Mindfulness Facets, Sport Anxiety, and Psychological Outcomes in Ultra-Trail Runners: A Pre-Competition Study
Abstract
Objectives Ultra-trail runners face sustained psychological demands during pre-competition preparation, yet little is known about factors associated with mental health in this population. Guided by Monitor and Acceptance Theory (MAT) as a heuristic process framework, this study examined associations between mindfulness facets, sport anxiety, and psychological outcomes in ultra-trail runners. Method Participants were 216 ultra-trail runners (86.6% men; M age = 41.3 years, SD = 8.6) assessed 6–8 weeks before a major competition. Measures included the Five Facet Mindfulness Questionnaire, Sport Anxiety Scale-2, Athlete Burnout Questionnaire, Chalder Fatigue Scale, and WHO-5 Well-Being Index. Indirect effects were tested using bootstrapped confidence intervals. Results Non-judging and Acting with Awareness showed consistent negative associations with burnout ( β = − .25 to − .30), fatigue ( β = − .20 to − .24), and positive associations with well-being ( β = .15 to .27).

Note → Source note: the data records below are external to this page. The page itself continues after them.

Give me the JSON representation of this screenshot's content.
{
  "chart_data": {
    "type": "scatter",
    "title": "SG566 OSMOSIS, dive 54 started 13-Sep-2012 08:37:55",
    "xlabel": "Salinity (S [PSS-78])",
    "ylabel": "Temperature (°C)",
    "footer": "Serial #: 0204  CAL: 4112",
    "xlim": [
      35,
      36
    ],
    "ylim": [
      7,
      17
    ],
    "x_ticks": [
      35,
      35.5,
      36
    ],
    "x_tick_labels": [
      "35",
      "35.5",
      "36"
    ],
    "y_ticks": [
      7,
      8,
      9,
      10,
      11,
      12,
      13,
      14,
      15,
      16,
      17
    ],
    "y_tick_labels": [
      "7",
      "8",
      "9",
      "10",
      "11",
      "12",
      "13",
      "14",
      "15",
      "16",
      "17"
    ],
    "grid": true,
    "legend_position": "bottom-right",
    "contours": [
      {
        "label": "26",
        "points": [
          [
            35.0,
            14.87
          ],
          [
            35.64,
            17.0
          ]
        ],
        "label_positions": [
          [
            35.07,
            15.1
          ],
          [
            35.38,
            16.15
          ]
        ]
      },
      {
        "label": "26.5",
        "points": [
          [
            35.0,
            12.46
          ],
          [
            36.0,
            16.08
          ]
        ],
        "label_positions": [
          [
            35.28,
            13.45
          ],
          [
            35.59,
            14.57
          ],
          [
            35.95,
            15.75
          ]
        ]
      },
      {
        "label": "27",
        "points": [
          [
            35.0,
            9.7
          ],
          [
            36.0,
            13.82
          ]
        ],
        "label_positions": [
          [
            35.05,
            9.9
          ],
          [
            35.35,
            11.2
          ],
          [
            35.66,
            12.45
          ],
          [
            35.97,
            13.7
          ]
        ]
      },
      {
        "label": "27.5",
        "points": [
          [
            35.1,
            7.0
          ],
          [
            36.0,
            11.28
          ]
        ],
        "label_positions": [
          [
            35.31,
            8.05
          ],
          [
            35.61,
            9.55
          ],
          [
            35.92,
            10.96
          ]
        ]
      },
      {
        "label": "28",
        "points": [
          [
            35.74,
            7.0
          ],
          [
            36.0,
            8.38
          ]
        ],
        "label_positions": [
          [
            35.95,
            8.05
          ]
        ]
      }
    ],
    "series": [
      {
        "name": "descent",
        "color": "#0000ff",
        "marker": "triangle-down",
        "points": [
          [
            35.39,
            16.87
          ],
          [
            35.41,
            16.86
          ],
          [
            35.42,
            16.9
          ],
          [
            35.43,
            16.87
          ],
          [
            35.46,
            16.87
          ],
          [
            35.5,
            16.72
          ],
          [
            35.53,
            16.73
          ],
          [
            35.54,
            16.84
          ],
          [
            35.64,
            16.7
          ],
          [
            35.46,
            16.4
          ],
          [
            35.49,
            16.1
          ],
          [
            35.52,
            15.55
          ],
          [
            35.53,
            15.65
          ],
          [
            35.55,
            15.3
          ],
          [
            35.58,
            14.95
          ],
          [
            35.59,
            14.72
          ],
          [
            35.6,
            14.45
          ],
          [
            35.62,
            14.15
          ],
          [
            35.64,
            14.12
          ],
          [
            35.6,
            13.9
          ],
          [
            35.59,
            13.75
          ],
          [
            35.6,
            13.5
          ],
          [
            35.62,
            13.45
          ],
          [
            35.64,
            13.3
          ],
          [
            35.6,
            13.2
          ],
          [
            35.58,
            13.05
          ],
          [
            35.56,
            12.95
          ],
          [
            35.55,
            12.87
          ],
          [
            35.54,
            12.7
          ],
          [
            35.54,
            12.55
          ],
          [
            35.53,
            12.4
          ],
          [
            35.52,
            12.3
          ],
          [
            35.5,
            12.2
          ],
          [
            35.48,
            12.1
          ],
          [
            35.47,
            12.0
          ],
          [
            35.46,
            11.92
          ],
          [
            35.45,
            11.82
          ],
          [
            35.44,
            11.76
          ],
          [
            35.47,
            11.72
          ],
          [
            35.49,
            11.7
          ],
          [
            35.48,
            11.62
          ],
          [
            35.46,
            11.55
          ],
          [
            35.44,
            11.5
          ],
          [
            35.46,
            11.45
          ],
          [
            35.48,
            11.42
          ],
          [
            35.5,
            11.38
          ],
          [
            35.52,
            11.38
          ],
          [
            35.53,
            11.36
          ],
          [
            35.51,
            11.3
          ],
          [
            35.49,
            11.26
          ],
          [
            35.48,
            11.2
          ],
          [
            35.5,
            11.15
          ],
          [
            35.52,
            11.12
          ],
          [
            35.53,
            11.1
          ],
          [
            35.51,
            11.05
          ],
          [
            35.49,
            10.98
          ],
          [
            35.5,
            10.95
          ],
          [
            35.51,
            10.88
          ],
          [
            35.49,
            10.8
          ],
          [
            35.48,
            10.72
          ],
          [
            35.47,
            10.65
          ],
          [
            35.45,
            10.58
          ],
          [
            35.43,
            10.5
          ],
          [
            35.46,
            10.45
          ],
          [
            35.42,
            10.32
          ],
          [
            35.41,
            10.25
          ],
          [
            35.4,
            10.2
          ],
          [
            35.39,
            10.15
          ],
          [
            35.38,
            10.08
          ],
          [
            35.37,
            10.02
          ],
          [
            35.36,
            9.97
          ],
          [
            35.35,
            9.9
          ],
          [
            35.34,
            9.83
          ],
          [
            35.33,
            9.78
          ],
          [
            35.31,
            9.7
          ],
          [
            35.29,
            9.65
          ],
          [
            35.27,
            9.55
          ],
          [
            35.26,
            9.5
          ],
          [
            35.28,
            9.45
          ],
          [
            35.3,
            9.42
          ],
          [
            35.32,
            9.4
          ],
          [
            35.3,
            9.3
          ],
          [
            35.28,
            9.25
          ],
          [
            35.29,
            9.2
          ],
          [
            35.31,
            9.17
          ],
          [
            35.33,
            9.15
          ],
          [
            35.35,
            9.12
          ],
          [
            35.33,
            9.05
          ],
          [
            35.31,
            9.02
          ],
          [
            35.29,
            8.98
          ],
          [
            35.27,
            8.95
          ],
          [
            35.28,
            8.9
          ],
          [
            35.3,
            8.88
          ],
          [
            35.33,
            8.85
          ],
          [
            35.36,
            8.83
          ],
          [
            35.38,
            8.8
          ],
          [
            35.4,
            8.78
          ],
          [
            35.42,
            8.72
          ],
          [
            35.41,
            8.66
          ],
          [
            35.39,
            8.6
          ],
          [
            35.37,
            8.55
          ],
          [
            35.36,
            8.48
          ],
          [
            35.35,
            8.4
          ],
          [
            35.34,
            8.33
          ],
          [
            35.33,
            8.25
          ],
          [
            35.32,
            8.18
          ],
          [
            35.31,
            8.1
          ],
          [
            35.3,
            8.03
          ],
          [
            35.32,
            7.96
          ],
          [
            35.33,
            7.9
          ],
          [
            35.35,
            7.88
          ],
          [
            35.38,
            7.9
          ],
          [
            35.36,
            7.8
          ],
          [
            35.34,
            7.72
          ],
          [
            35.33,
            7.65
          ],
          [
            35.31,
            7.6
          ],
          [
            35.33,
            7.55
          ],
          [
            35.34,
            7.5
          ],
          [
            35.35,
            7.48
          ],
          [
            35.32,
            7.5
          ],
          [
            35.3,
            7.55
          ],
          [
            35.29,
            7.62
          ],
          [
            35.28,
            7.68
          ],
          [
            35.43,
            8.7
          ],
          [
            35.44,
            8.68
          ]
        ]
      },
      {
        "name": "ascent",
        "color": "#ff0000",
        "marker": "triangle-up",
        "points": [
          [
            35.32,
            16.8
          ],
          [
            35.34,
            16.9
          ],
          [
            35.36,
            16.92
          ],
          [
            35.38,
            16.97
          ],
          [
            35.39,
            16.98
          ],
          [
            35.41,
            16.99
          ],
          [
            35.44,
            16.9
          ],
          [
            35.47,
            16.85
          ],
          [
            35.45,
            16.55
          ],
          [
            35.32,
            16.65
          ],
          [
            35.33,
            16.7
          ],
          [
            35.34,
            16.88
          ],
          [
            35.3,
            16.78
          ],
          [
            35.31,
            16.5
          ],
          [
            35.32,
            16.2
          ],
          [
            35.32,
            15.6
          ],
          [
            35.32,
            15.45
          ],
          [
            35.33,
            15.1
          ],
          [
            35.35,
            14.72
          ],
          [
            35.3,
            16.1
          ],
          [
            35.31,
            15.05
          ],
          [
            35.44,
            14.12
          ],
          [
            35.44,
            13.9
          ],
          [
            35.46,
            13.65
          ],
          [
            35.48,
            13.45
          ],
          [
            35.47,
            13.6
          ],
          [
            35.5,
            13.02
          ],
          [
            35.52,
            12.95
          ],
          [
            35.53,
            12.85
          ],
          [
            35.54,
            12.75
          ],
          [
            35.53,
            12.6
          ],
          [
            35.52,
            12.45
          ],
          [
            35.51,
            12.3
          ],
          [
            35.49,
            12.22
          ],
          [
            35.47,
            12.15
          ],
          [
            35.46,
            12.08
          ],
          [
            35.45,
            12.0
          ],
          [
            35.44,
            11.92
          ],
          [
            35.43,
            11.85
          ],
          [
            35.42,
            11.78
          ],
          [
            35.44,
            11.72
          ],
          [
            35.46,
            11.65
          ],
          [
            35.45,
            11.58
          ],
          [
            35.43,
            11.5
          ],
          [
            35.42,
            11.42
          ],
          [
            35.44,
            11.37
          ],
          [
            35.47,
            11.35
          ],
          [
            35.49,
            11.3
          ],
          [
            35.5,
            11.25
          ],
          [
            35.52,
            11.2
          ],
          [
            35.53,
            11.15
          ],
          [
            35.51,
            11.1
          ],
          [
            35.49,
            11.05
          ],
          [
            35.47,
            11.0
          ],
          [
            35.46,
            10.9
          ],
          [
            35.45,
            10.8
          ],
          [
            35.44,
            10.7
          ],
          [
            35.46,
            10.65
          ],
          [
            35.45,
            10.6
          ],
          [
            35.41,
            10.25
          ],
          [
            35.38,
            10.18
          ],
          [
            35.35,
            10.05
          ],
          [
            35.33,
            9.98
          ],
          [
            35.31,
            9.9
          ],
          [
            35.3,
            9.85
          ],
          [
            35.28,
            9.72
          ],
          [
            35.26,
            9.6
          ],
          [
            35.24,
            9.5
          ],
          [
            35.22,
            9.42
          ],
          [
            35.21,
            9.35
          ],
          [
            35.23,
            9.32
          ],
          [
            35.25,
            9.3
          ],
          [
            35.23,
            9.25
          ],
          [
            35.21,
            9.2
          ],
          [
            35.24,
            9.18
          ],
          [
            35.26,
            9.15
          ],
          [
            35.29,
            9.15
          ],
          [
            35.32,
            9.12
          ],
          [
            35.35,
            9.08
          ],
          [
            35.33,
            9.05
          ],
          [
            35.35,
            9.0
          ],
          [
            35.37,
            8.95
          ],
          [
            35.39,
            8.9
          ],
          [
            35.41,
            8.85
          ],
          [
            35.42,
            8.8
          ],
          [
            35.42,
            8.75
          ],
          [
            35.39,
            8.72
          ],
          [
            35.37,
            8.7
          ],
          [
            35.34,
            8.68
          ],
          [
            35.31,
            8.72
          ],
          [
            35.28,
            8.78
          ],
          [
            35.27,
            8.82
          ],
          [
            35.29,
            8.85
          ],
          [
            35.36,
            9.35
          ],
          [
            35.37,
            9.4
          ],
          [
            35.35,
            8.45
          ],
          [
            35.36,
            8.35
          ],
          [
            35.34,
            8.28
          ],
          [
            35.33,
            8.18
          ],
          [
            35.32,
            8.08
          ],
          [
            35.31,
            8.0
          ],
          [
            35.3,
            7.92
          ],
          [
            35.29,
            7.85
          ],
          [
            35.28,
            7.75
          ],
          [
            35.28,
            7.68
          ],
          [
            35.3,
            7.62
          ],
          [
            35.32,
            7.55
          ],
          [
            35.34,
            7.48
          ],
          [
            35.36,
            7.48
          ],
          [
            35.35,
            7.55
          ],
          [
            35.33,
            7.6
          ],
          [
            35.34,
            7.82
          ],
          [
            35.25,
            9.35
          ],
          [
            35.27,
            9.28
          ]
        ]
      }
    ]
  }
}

Observing showed null or marginally positive associations with burnout. Sport anxiety showed a statistically significant indirect association in the Non-judging–burnout link (27.8% of the total effect). Notably, parallel mediation models revealed that indirect pathways via cognitive anxiety were substantially stronger (37.1%) than via somatic anxiety (2.0%). Exploratory analyses suggested a small, marginal Observing × Non-judging pattern, whereby Observing was positively associated with burnout only at low levels of Non-judging. Conclusions Acceptance-related mindfulness facets were associated with lower burnout in ultra-trail runners, with statistical indirect associations via cognitive anxiety stronger than via somatic arousal. The cross-sectional design precludes causal inference; however, these associations may help inform hypotheses for future longitudinal and intervention studies examining whether acceptance-focused mindfulness training and cognitive decentering reduce pre-competition cognitive anxiety and burnout risk in ultra-endurance athletes.